Control of diabetes mellitus, hypertension, and hyperlipidemia must be optimized to reduce risk of atherosclerosis and its complications. If patients are taking drugs that predispose them to osteoporosis, bone mineralization should be regularly monitored and appropriate prophylaxis with calcium, vitamin D, bisphosphonate, or hormone replacement therapy (HRT) prescribed. Patients with chronic hepatitis B should be comanaged with a hepatologist because special care is required to avoid fulminant hepatic failure in a patient on corticosteroid or immunosuppressants. Although there are no randomized controlled trials (RCTs) to evaluate the effectiveness of lifestyle modifications, general health advice on adequate rest to relieve fatigue of active disease, exercise, weight reduction, and a healthy diet should be provided. Advise patients on avoidance of known trigger factors. Sun avoidance is encouraged, especially during midday, and sunscreens are recommended. Smoking must be stopped because not only does it worsen Raynaud’s phenomenon but it also interferes with the efficacy of antimalarials and raises pulmonary pressures. Freemer and associates demonstrated that cigarette smoke is an important risk factor for the occurrence of anti-dsDNA Abs in patients affected with SLE.
With regards to oral contraceptives, two RCTs have concluded that oral estrogen contraceptives do not increase the risk for flare in stable disease although estrogen use has been associated with increased risk for developing SLE. HRT results in significantly better change in bone mass density compared with placebo or calcitriol, without increasing the risk for flares. HRT is contraindicated in patients with aPLs or thrombophilia, and the general guidelines for HRT should be taken into account, including the exclusion of hypertension, high cholesterol, obesity and smoking.
SLE is not in itself a contraindication to pregnancy, except when there is severe organ system complications such as pulmonary hypertension or renal failure, when it may be best avoided.
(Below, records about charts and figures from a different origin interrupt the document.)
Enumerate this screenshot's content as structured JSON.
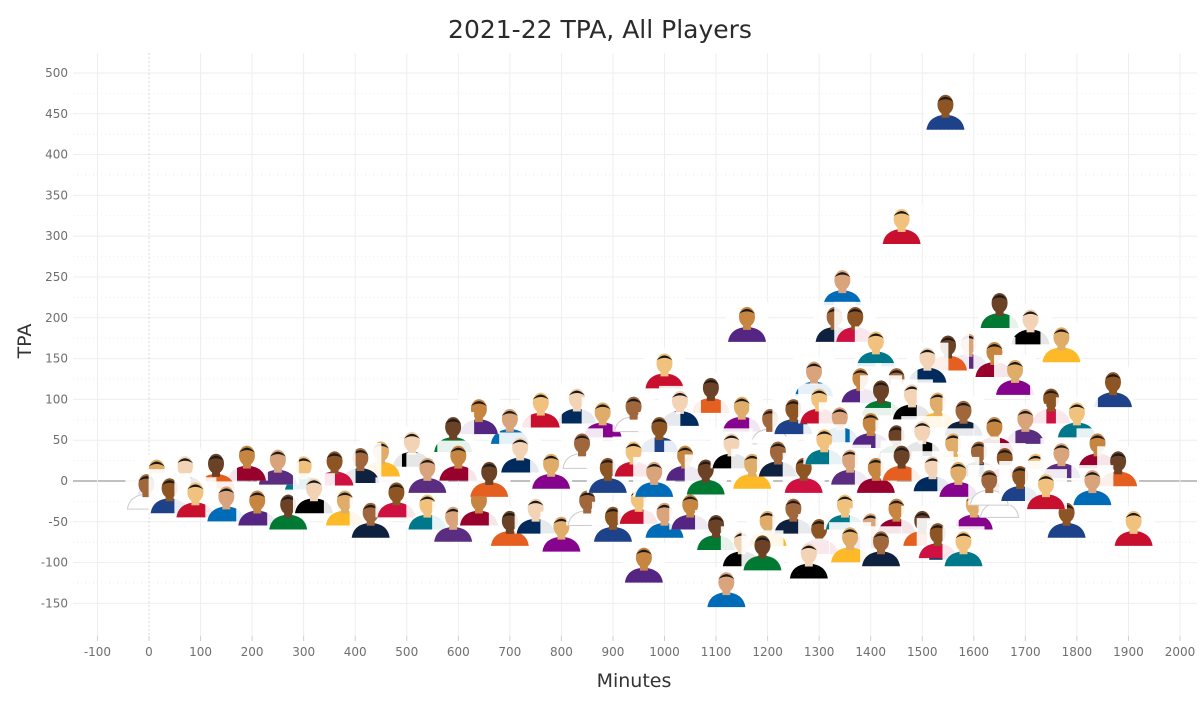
{
  "chart_data": {
    "type": "scatter",
    "title": "2021-22 TPA, All Players",
    "xlabel": "Minutes",
    "ylabel": "TPA",
    "xlim": [
      -100,
      2000
    ],
    "ylim": [
      -150,
      500
    ],
    "x_ticks": [
      "-100",
      "0",
      "100",
      "200",
      "300",
      "400",
      "500",
      "600",
      "700",
      "800",
      "900",
      "1000",
      "1100",
      "1200",
      "1300",
      "1400",
      "1500",
      "1600",
      "1700",
      "1800",
      "1900",
      "2000"
    ],
    "y_ticks": [
      "500",
      "450",
      "400",
      "350",
      "300",
      "250",
      "200",
      "150",
      "100",
      "50",
      "0",
      "-50",
      "-100",
      "-150"
    ],
    "grid": true,
    "legend": "none",
    "marker": "player-headshot",
    "points": [
      {
        "x": 1545,
        "y": 455
      },
      {
        "x": 1460,
        "y": 315
      },
      {
        "x": 1345,
        "y": 240
      },
      {
        "x": 1160,
        "y": 195
      },
      {
        "x": 1650,
        "y": 212
      },
      {
        "x": 1710,
        "y": 192
      },
      {
        "x": 1770,
        "y": 170
      },
      {
        "x": 1330,
        "y": 195
      },
      {
        "x": 1370,
        "y": 195
      },
      {
        "x": 1410,
        "y": 165
      },
      {
        "x": 1590,
        "y": 162
      },
      {
        "x": 1640,
        "y": 152
      },
      {
        "x": 1550,
        "y": 160
      },
      {
        "x": 1510,
        "y": 145
      },
      {
        "x": 1680,
        "y": 130
      },
      {
        "x": 1450,
        "y": 120
      },
      {
        "x": 1870,
        "y": 115
      },
      {
        "x": 1000,
        "y": 138
      },
      {
        "x": 1290,
        "y": 128
      },
      {
        "x": 1380,
        "y": 120
      },
      {
        "x": 1420,
        "y": 105
      },
      {
        "x": 1480,
        "y": 100
      },
      {
        "x": 1530,
        "y": 90
      },
      {
        "x": 1580,
        "y": 80
      },
      {
        "x": 1750,
        "y": 95
      },
      {
        "x": 1800,
        "y": 78
      },
      {
        "x": 1700,
        "y": 70
      },
      {
        "x": 1640,
        "y": 60
      },
      {
        "x": 1090,
        "y": 108
      },
      {
        "x": 1030,
        "y": 92
      },
      {
        "x": 1150,
        "y": 85
      },
      {
        "x": 1205,
        "y": 70
      },
      {
        "x": 1250,
        "y": 82
      },
      {
        "x": 1300,
        "y": 95
      },
      {
        "x": 1340,
        "y": 72
      },
      {
        "x": 1400,
        "y": 65
      },
      {
        "x": 1450,
        "y": 50
      },
      {
        "x": 1500,
        "y": 55
      },
      {
        "x": 1560,
        "y": 40
      },
      {
        "x": 1610,
        "y": 30
      },
      {
        "x": 1660,
        "y": 22
      },
      {
        "x": 1720,
        "y": 15
      },
      {
        "x": 1770,
        "y": 28
      },
      {
        "x": 1840,
        "y": 40
      },
      {
        "x": 1880,
        "y": 18
      },
      {
        "x": 830,
        "y": 95
      },
      {
        "x": 880,
        "y": 78
      },
      {
        "x": 940,
        "y": 85
      },
      {
        "x": 990,
        "y": 60
      },
      {
        "x": 760,
        "y": 90
      },
      {
        "x": 700,
        "y": 70
      },
      {
        "x": 640,
        "y": 82
      },
      {
        "x": 590,
        "y": 60
      },
      {
        "x": 510,
        "y": 42
      },
      {
        "x": 450,
        "y": 30
      },
      {
        "x": 410,
        "y": 22
      },
      {
        "x": 360,
        "y": 18
      },
      {
        "x": 300,
        "y": 12
      },
      {
        "x": 250,
        "y": 20
      },
      {
        "x": 190,
        "y": 25
      },
      {
        "x": 130,
        "y": 15
      },
      {
        "x": 70,
        "y": 12
      },
      {
        "x": 15,
        "y": 8
      },
      {
        "x": -5,
        "y": -10
      },
      {
        "x": 40,
        "y": -15
      },
      {
        "x": 90,
        "y": -20
      },
      {
        "x": 150,
        "y": -25
      },
      {
        "x": 210,
        "y": -30
      },
      {
        "x": 270,
        "y": -35
      },
      {
        "x": 320,
        "y": -15
      },
      {
        "x": 380,
        "y": -30
      },
      {
        "x": 430,
        "y": -45
      },
      {
        "x": 480,
        "y": -20
      },
      {
        "x": 540,
        "y": -35
      },
      {
        "x": 590,
        "y": -50
      },
      {
        "x": 640,
        "y": -30
      },
      {
        "x": 700,
        "y": -55
      },
      {
        "x": 750,
        "y": -40
      },
      {
        "x": 800,
        "y": -62
      },
      {
        "x": 850,
        "y": -30
      },
      {
        "x": 900,
        "y": -50
      },
      {
        "x": 950,
        "y": -28
      },
      {
        "x": 1000,
        "y": -45
      },
      {
        "x": 1050,
        "y": -35
      },
      {
        "x": 1100,
        "y": -60
      },
      {
        "x": 1150,
        "y": -80
      },
      {
        "x": 1200,
        "y": -55
      },
      {
        "x": 1250,
        "y": -40
      },
      {
        "x": 1300,
        "y": -65
      },
      {
        "x": 1350,
        "y": -35
      },
      {
        "x": 1400,
        "y": -58
      },
      {
        "x": 1450,
        "y": -40
      },
      {
        "x": 1500,
        "y": -55
      },
      {
        "x": 1550,
        "y": -72
      },
      {
        "x": 1600,
        "y": -35
      },
      {
        "x": 1650,
        "y": -20
      },
      {
        "x": 1780,
        "y": -45
      },
      {
        "x": 1910,
        "y": -55
      },
      {
        "x": 1120,
        "y": -130
      },
      {
        "x": 960,
        "y": -100
      },
      {
        "x": 1190,
        "y": -85
      },
      {
        "x": 1280,
        "y": -95
      },
      {
        "x": 1360,
        "y": -75
      },
      {
        "x": 1420,
        "y": -80
      },
      {
        "x": 1530,
        "y": -70
      },
      {
        "x": 1580,
        "y": -80
      },
      {
        "x": 540,
        "y": 10
      },
      {
        "x": 600,
        "y": 25
      },
      {
        "x": 660,
        "y": 5
      },
      {
        "x": 720,
        "y": 35
      },
      {
        "x": 780,
        "y": 15
      },
      {
        "x": 840,
        "y": 40
      },
      {
        "x": 890,
        "y": 10
      },
      {
        "x": 940,
        "y": 30
      },
      {
        "x": 980,
        "y": 5
      },
      {
        "x": 1040,
        "y": 25
      },
      {
        "x": 1080,
        "y": 8
      },
      {
        "x": 1130,
        "y": 40
      },
      {
        "x": 1170,
        "y": 15
      },
      {
        "x": 1220,
        "y": 30
      },
      {
        "x": 1270,
        "y": 10
      },
      {
        "x": 1310,
        "y": 45
      },
      {
        "x": 1360,
        "y": 20
      },
      {
        "x": 1410,
        "y": 10
      },
      {
        "x": 1460,
        "y": 25
      },
      {
        "x": 1520,
        "y": 12
      },
      {
        "x": 1570,
        "y": 5
      },
      {
        "x": 1630,
        "y": -5
      },
      {
        "x": 1690,
        "y": 0
      },
      {
        "x": 1740,
        "y": -10
      },
      {
        "x": 1830,
        "y": -5
      }
    ]
  }
}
Pregnancy loss in patients with SLE is decreased if the patient has been in remission for 6 to 12 months before conception. Thus, pregnancy in SLE should be planned. A management strategy is decided with the patient, before conception ( Table 8-4 ). Preconception counseling includes discussions on medication, a review of obstetric history, and history of hypertension. Drugs that are teratogenic and should be stopped at least 3 months before conception include methotrexate, mycophenolate mofetil, and cyclophosphamide. These drugs should be replaced with an alternative such as azathioprine, because withdrawal may cause a flare during pregnancy. Pregnancy should be postponed for 6 months after withdrawal of bisphosphonates. Patients are also advised about possible exacerbations of SLE in the postpartum period.